MALDINI E IBRAHIMOVIC - "Paolo era un giocatore eccezionale e ora sta facendo un gran lavoro come dirigente: è una persona esemplare. C'è anche Zlatan, un giocatore straordinario".

PASSATO - "Ho imparato a giocare per strada con gli amici, ma a volte anche da solo. Dove c'era un spazio per calciare un pallone, lo facevo anche da solo. Era una cosa bellissima ed era quella che mi piaceva di più. Ci si diverte. I miei genitori mi hanno sempre spinto, poi la mia famiglia, mia moglie, i miei figli, dopo che gli ho avuti sono cambiato veramente".

ARRIVO IN ITALIA - "Sono arrivato qua ed era tutto diverso, non ero mai uscito dal mio paesino. Era tutto un altro mondo, mi sono ambientato subito e ho iniziato a lavorare.
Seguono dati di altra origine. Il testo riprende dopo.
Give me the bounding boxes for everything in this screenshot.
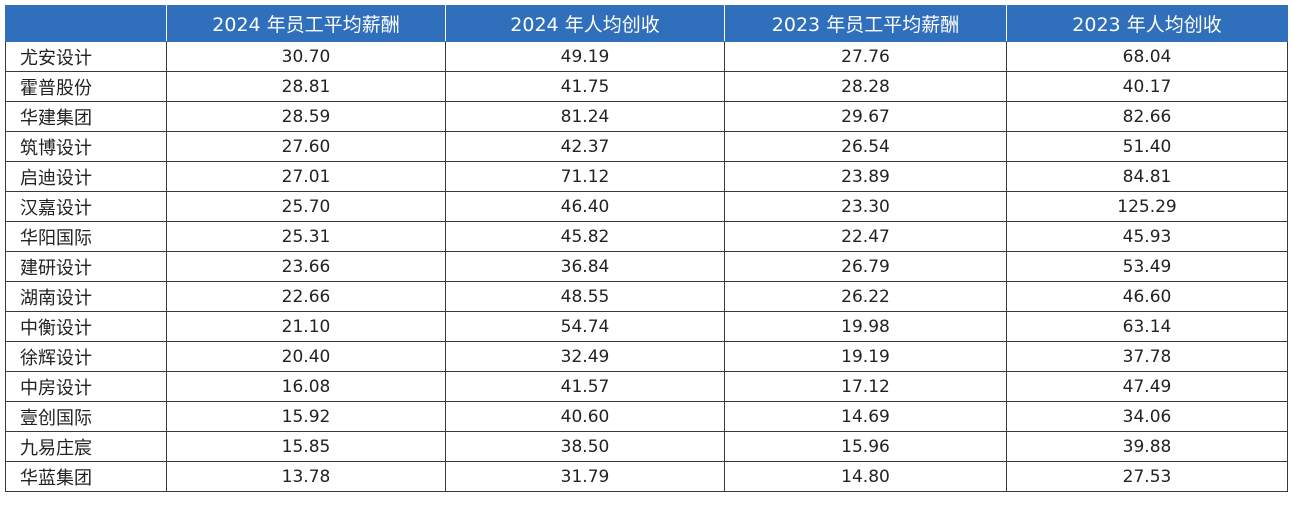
table-row: 尤安设计 30.70 49.19 27.76 68.04 [5,41,1288,72]
table-row: 中衡设计 21.10 54.74 19.98 63.14 [5,311,1288,342]
salary-2023-cell: 23.89 [724,161,1007,192]
revenue-2024-cell: 48.55 [445,281,725,312]
revenue-2024-cell: 54.74 [445,311,725,342]
salary-2024-cell: 27.01 [166,161,446,192]
table-row: 华阳国际 25.31 45.82 22.47 45.93 [5,221,1288,252]
company-name-cell: 汉嘉设计 [5,191,167,222]
revenue-2024-cell: 71.12 [445,161,725,192]
company-name-cell: 建研设计 [5,251,167,282]
salary-2024-cell: 16.08 [166,371,446,402]
table-body: 尤安设计 30.70 49.19 27.76 68.04 霍普股份 28.81 41.75 28… [5,41,1288,492]
salary-2024-cell: 28.59 [166,101,446,132]
header-2023-revenue-per-capita: 2023 年人均创收 [1006,5,1288,42]
company-name-cell: 华蓝集团 [5,461,167,492]
company-name-cell: 中衡设计 [5,311,167,342]
table-row: 建研设计 23.66 36.84 26.79 53.49 [5,251,1288,282]
company-name-cell: 筑博设计 [5,131,167,162]
table-row: 壹创国际 15.92 40.60 14.69 34.06 [5,401,1288,432]
salary-2024-cell: 22.66 [166,281,446,312]
revenue-2023-cell: 46.60 [1006,281,1288,312]
table-row: 徐辉设计 20.40 32.49 19.19 37.78 [5,341,1288,372]
salary-2023-cell: 15.96 [724,431,1007,462]
revenue-2023-cell: 51.40 [1006,131,1288,162]
salary-2023-cell: 28.28 [724,71,1007,102]
company-name-cell: 华建集团 [5,101,167,132]
table-row: 筑博设计 27.60 42.37 26.54 51.40 [5,131,1288,162]
company-name-cell: 徐辉设计 [5,341,167,372]
header-2024-revenue-per-capita: 2024 年人均创收 [445,5,725,42]
header-2023-avg-salary: 2023 年员工平均薪酬 [724,5,1007,42]
revenue-2023-cell: 40.17 [1006,71,1288,102]
revenue-2023-cell: 125.29 [1006,191,1288,222]
revenue-2024-cell: 32.49 [445,341,725,372]
salary-2023-cell: 14.69 [724,401,1007,432]
revenue-2023-cell: 63.14 [1006,311,1288,342]
revenue-2024-cell: 36.84 [445,251,725,282]
salary-2024-cell: 15.92 [166,401,446,432]
company-name-cell: 启迪设计 [5,161,167,192]
revenue-2023-cell: 68.04 [1006,41,1288,72]
header-company [5,5,167,42]
company-name-cell: 尤安设计 [5,41,167,72]
salary-2023-cell: 17.12 [724,371,1007,402]
salary-2023-cell: 27.76 [724,41,1007,72]
revenue-2024-cell: 40.60 [445,401,725,432]
revenue-2023-cell: 37.78 [1006,341,1288,372]
revenue-2024-cell: 38.50 [445,431,725,462]
revenue-2023-cell: 34.06 [1006,401,1288,432]
salary-2023-cell: 29.67 [724,101,1007,132]
salary-2023-cell: 14.80 [724,461,1007,492]
revenue-2023-cell: 39.88 [1006,431,1288,462]
revenue-2024-cell: 45.82 [445,221,725,252]
revenue-2023-cell: 53.49 [1006,251,1288,282]
salary-2023-cell: 19.98 [724,311,1007,342]
salary-2024-cell: 23.66 [166,251,446,282]
revenue-2024-cell: 41.57 [445,371,725,402]
salary-2024-cell: 15.85 [166,431,446,462]
revenue-2024-cell: 42.37 [445,131,725,162]
company-name-cell: 华阳国际 [5,221,167,252]
revenue-2023-cell: 84.81 [1006,161,1288,192]
salary-2024-cell: 13.78 [166,461,446,492]
table-row: 中房设计 16.08 41.57 17.12 47.49 [5,371,1288,402]
salary-2023-cell: 22.47 [724,221,1007,252]
revenue-2023-cell: 27.53 [1006,461,1288,492]
revenue-2024-cell: 81.24 [445,101,725,132]
salary-2024-cell: 25.70 [166,191,446,222]
header-2024-avg-salary: 2024 年员工平均薪酬 [166,5,446,42]
table-row: 霍普股份 28.81 41.75 28.28 40.17 [5,71,1288,102]
company-name-cell: 壹创国际 [5,401,167,432]
salary-2024-cell: 30.70 [166,41,446,72]
table-row: 九易庄宸 15.85 38.50 15.96 39.88 [5,431,1288,462]
company-name-cell: 中房设计 [5,371,167,402]
company-name-cell: 九易庄宸 [5,431,167,462]
salary-2023-cell: 26.79 [724,251,1007,282]
salary-2024-cell: 25.31 [166,221,446,252]
salary-revenue-table-container: 2024 年员工平均薪酬 2024 年人均创收 2023 年员工平均薪酬 202… [5,5,1288,492]
salary-2024-cell: 21.10 [166,311,446,342]
salary-2024-cell: 28.81 [166,71,446,102]
table-row: 汉嘉设计 25.70 46.40 23.30 125.29 [5,191,1288,222]
salary-2023-cell: 19.19 [724,341,1007,372]
salary-2024-cell: 27.60 [166,131,446,162]
salary-2024-cell: 20.40 [166,341,446,372]
revenue-2023-cell: 45.93 [1006,221,1288,252]
table-row: 湖南设计 22.66 48.55 26.22 46.60 [5,281,1288,312]
salary-2023-cell: 26.22 [724,281,1007,312]
salary-2023-cell: 23.30 [724,191,1007,222]
table-header-row: 2024 年员工平均薪酬 2024 年人均创收 2023 年员工平均薪酬 202… [5,5,1288,42]
company-name-cell: 霍普股份 [5,71,167,102]
company-name-cell: 湖南设计 [5,281,167,312]
revenue-2024-cell: 41.75 [445,71,725,102]
salary-revenue-table: 2024 年员工平均薪酬 2024 年人均创收 2023 年员工平均薪酬 202… [5,5,1288,492]
table-row: 华蓝集团 13.78 31.79 14.80 27.53 [5,461,1288,492]
table-row: 华建集团 28.59 81.24 29.67 82.66 [5,101,1288,132]
revenue-2024-cell: 46.40 [445,191,725,222]
revenue-2024-cell: 49.19 [445,41,725,72]
table-row: 启迪设计 27.01 71.12 23.89 84.81 [5,161,1288,192]
revenue-2024-cell: 31.79 [445,461,725,492]
salary-2023-cell: 26.54 [724,131,1007,162]
revenue-2023-cell: 82.66 [1006,101,1288,132]
revenue-2023-cell: 47.49 [1006,371,1288,402]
Poi c'è mio fratello che avevo portato con me ed è tornato in Brasile dopo 30-40 giorni, ma io sono rimasto qua".

SOGNO - "Ad un certo punto non ci credevo più, giocavo giusto per divertirmi, quindi non pensavo che potessi arrivare a questo livello. Nei campionati dilettantistici si gioca per 10 mesi, poi negli altri due mesi andavo a lavorare e facevo le consegne. Questa cosa mi ha fatto vedere i valori della vita e mi ha spinto tanto".

LAVORO SVOLTO - "Se sono arrivato è perché ho lavorato tanto, ho sofferto, ho fatto dei sacrifici. Quando arrivi, quindi, devi dimostrare per te stesso, per gli altri, per la squadra, per il gruppo, tutti insieme".

LE STELLE DEL MILAN - "Al Milan sono passati tanti giocatori veramente forti che sono dei miei idoli, non solo brasiliani ma anche italiani. La squadra è fatta bene, gioca bene ed è allenata bene. Credo che riusciremo a raggiungere i nostri obiettivi".

IBRA E GIROUD - "Giocare con loro diventa più facile: ti fanno capire, con i movimenti, che quando serve loro la mettono dentro".

L'ARRIVO AL MILAN - "Io sono umile e lavoro per il gruppo e questa è una mia forza. Ci vuole sacrificio, ci vuole lavoro. Io non ho mai pensato di arrivare così in alto, però, anno per anno e stagione per stagione, io lavoravo per giocare in Eccellenza e quando sono arrivato in Serie B lavoravo per quella categoria. I sogni si avverano, basta crederci".